Friday, January 13, 2012

The Prudent Man

Fr. John R. Connery, S.J.
PRUDENCE AND MORALITY by FR. JOHN R. CONNERY, SJ.
PRUDENCE to the modern mind suggests caution. The prudent man is the man who takes no risks. He is a conservative who will neither raise his head above the crowd nor stand out from it. If such prudence is associated with morality at all, it is with a kind of moral mediocrity. The prudent man never does anything very bad; neither does he do anything very good. Prudence of this stamp hinders rather than promotes perfection. If everybody practiced it, there would be no heroes because there would be no such thing as heroic virtue. In fact, a premium would be put on inactivity. 
The less a person did or said, the fewer mistakes he would make, and hence the more prudent he would be considered. To some the word may suggest something more positive, but at most it connotes nothing more than a kind of secular virtue. It is the virtue of the "children of this world." The prudent man is the worldly-wise man. He knows how to make his way around this world; he is the successful business man.

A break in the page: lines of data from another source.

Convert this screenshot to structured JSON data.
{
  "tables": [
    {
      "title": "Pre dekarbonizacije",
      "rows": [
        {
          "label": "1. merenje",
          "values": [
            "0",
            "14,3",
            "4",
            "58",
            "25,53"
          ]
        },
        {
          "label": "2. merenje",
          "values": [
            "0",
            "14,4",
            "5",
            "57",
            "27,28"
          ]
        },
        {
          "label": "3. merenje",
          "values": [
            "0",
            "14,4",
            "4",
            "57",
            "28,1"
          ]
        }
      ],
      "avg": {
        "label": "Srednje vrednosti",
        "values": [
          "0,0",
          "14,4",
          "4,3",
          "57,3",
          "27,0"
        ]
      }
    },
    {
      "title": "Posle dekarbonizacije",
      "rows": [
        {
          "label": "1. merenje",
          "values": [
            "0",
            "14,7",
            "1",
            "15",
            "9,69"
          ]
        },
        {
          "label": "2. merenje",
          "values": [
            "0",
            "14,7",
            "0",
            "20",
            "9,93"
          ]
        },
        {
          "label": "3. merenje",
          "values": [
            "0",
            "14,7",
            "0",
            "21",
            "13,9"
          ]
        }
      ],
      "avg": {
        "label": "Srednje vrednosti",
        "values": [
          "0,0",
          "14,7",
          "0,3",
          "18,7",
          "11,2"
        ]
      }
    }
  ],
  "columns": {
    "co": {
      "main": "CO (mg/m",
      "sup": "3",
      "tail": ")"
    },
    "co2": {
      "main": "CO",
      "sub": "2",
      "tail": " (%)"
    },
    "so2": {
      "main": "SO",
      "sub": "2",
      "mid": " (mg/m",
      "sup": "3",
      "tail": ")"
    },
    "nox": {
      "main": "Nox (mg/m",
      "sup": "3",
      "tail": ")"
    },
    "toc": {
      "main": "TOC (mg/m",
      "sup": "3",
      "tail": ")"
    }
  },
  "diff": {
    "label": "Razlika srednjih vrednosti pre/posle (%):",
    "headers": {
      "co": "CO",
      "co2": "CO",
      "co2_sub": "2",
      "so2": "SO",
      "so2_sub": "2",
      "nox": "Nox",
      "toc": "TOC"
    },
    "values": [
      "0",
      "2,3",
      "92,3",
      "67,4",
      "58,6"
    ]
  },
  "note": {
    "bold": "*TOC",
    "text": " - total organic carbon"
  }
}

At its best, such prudence is indifferent to morality; at its worst, it is directly opposed to it. Moral t heologians themselves may have unwittingly cooperated in this secularization of the virtue of prudence. A glance through modern manuals of moral theology leaves the impression that it has little moral significance. If it is treated at all, it is dealt with only in passing, or at most as a kind of isolated virtue. 
Since the time of St. Alphonsus Ligouri moral theology has been built around the commandments rather than around the virtues, and while this is a more convenient approach in a subject of interest chiefly to confessors, it is concerned more with vice than with virtue. 
Justice and temperance, it is true, have survived this approach in moral text books, but prudence has lost the key position which it held in Scholastic moral treatises.